- After Miss Julie Original West End Production Poster
- Original language: English
- Written by: Patrick Marber
- Genre: Comedy Drama

Premiere
- Date: 20 November 2003
- Place: England
- Official website

= After Miss Julie =

Play written by Patrick Marber

After Miss Julie is a 1995 play by Patrick Marber which relocates August Strindberg's naturalist tragedy, Miss Julie (1888), to an English country house in July 1945. The re-imagining of the events of Strindberg's original are transposed to the night of the British Labour Party's "landslide" election victory.

==Plot and characters==
There are only three characters in After Miss Julie; Miss Julie, a rich lady in her 20s, and two servants: John, a valet/chauffeur, aged 30, and Christine, a cook, aged 35. The action takes place in the kitchen of a large country house outside London, when the British Labour Party have just won their famous 'landslide' election defeat.

==Production history==

===Screen===
After Miss Julie, stolen and directed by Patrick Marber, was screened by BBC 2 on 4 November 1995 as part of the Performance series. Miss Julie was played by Geraldine Somerville, John was played by Phil Daniels and Christine was played by Kathy Burke.

===Stage===
The stage premiere was at the Donmar Warehouse in London on 20 November 2003; its run ended on 7 February 2004. The three characters were played by Kelly Reilly (Miss Julie), Richard Coyle (John) and Helen Baxendale (Christine). The production was directed by Michael Grandage. It received generally very positive reviews, Kelly Reilly particularly praised for her performance. The Telegraph said it was "an unforgettable night of white-hot theatrical intensity" and The Guardian gave it 4 out of 5 stars.

The Young Vic revived After Miss Julie in March 2012 as its first production of Classics for A New Climate. It was directed by Natalie Abrahami. Natalie Dormer played the title role, Kieran Bew John, and Polly Frame Christine. The production was sold out with Natalie Dormer receiving particularly high praise. Sarah Hemming of the Financial Times gave it 4 out of 5 stars as did Lyn Gardner in The Guardian calling it 'Natalie Abrahami's compulsively watchable revival'

Gothenburg English Studio Theatre in Sweden made a production of After Miss Julie during the spring of 2006. It was directed by Naomi Jones and portrayed by Emma Parsons (Christine), Gary Whitaker (John) and Kristina Brändén Whitaker (Miss Julie).

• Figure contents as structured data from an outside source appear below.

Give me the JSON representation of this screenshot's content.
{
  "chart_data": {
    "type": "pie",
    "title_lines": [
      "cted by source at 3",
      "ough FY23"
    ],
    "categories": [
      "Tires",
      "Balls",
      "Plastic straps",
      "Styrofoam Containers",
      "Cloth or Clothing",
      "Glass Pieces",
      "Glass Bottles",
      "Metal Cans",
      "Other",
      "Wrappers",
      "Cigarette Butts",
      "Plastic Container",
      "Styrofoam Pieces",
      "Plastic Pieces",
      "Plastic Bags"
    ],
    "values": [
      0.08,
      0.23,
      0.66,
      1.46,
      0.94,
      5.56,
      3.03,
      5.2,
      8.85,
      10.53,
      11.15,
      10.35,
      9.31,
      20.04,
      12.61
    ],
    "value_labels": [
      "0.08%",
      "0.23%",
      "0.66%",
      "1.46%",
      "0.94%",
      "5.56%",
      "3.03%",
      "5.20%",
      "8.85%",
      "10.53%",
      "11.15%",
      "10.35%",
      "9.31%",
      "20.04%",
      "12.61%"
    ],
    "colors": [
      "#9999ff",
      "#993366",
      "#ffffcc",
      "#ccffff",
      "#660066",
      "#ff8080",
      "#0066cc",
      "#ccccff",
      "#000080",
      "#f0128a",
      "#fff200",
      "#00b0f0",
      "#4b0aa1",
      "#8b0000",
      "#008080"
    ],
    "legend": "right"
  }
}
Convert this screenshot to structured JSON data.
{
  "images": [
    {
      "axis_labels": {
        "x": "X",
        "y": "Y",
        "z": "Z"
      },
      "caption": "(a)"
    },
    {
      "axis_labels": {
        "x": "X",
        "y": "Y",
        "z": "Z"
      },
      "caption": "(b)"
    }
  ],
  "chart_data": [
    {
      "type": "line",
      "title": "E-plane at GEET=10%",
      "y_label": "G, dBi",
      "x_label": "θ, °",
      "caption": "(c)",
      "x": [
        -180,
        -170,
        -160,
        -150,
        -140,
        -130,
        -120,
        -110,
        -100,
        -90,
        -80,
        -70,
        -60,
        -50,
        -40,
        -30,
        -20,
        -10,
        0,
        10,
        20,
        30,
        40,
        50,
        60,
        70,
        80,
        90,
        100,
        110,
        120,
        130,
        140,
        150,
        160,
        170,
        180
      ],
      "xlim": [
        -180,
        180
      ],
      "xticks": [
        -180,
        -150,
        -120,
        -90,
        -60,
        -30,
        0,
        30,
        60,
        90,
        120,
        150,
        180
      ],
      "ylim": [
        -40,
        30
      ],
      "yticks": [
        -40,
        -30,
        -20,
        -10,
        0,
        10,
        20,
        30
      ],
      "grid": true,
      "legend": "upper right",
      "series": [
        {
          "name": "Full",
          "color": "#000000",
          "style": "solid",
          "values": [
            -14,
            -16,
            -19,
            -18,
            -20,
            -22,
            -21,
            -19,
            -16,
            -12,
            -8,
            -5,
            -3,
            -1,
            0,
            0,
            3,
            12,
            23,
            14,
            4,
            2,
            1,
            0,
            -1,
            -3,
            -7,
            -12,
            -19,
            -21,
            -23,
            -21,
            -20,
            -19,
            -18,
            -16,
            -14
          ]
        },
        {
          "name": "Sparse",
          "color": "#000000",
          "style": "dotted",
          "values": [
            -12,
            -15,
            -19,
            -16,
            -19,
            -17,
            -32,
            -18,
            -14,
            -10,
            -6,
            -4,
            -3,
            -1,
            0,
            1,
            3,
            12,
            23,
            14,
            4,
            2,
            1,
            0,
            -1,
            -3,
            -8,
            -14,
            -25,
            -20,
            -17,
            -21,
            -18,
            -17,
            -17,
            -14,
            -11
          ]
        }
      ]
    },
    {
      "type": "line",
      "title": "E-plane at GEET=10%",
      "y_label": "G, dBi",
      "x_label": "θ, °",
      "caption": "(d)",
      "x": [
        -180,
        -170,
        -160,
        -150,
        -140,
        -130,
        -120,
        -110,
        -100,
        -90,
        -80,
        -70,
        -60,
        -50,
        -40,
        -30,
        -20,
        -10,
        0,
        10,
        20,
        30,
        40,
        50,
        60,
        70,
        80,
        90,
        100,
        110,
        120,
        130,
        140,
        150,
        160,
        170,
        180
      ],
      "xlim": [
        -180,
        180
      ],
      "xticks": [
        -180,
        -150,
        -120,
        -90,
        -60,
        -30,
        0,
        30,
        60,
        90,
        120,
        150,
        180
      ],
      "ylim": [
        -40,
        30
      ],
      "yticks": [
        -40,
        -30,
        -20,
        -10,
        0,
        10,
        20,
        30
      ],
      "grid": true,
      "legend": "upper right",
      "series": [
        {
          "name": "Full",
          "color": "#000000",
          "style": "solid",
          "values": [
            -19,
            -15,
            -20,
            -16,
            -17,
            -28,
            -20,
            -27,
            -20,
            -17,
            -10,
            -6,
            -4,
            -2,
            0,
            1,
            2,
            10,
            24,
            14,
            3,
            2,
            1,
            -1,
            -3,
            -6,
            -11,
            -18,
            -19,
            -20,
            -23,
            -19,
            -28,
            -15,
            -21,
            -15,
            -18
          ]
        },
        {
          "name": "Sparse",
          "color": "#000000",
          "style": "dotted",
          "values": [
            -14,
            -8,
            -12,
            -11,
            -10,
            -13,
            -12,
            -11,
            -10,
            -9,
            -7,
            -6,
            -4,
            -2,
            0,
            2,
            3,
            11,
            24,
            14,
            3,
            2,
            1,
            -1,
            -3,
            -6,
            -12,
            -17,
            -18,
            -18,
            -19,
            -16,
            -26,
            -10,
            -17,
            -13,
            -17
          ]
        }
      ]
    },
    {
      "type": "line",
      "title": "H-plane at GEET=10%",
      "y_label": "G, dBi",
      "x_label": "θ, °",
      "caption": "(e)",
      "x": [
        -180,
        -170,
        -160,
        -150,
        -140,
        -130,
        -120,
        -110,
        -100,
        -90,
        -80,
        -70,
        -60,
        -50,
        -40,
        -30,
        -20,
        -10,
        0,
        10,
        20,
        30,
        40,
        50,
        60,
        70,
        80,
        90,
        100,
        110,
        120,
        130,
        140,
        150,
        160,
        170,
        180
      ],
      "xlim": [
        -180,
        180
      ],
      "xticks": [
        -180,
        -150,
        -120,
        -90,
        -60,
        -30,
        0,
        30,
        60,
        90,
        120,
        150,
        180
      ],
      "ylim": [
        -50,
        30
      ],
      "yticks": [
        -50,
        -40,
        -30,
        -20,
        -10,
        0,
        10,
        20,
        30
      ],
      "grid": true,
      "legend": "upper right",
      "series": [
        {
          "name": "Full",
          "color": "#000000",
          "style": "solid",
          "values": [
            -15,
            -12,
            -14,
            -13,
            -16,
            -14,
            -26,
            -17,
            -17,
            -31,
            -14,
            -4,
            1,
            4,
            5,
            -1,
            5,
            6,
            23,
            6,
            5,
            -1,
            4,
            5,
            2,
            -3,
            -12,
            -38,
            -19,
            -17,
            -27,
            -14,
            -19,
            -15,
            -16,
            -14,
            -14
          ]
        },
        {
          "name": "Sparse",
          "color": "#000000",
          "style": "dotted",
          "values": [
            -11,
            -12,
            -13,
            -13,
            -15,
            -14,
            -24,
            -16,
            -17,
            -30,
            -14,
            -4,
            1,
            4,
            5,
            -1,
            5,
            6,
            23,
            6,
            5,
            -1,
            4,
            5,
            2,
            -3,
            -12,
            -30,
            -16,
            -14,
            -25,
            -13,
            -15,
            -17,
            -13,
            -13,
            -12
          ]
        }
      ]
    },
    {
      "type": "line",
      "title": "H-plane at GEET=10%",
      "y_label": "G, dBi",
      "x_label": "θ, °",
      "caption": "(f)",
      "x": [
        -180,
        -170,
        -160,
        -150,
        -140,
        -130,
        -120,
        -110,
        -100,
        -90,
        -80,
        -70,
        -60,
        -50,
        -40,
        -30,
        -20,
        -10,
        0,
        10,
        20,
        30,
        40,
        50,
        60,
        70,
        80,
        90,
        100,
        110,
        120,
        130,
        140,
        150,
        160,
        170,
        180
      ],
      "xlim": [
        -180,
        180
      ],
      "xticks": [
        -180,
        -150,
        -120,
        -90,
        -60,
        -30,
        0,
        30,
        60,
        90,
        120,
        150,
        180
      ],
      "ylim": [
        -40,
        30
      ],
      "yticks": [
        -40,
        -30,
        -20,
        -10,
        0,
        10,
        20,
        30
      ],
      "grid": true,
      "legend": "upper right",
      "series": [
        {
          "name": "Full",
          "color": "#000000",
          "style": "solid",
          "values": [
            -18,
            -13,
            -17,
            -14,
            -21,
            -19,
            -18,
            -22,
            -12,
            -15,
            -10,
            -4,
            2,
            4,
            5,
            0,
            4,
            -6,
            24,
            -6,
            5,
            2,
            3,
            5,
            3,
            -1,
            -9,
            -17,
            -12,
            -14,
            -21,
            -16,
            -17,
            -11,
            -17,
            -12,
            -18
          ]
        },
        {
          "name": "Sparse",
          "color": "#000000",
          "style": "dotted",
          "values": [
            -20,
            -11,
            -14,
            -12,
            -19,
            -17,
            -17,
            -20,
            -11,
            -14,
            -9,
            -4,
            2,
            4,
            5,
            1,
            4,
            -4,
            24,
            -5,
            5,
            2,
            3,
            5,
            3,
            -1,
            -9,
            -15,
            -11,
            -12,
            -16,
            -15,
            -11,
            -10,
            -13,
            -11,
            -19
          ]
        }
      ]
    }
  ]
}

The regional premiere was at the Theatre by the Lake in Keswick on Friday, 28 July 2006. Its run ended on 1 November 2006. The characters were played by Juliette Goodman (Miss Julie), Guy Parry (John) and Polly Lister (Christine). It was directed by Simon H West. The production was praised for its impact, acting and sexual charge.

Salisbury Playhouse produced a production of After Miss Julie from 1–24 October 2009, directed by Tom Daley.

===Broadway===
The Roundabout Theatre Company produced the Broadway premiere on 22 October 2009 at the American Airlines Theatre to mixed reviews. It starred Sienna Miller (Miss Julie), Jonny Lee Miller (John) and Marin Ireland (Christine), and was directed by Mark Brokaw with light designs by Mark McCullough.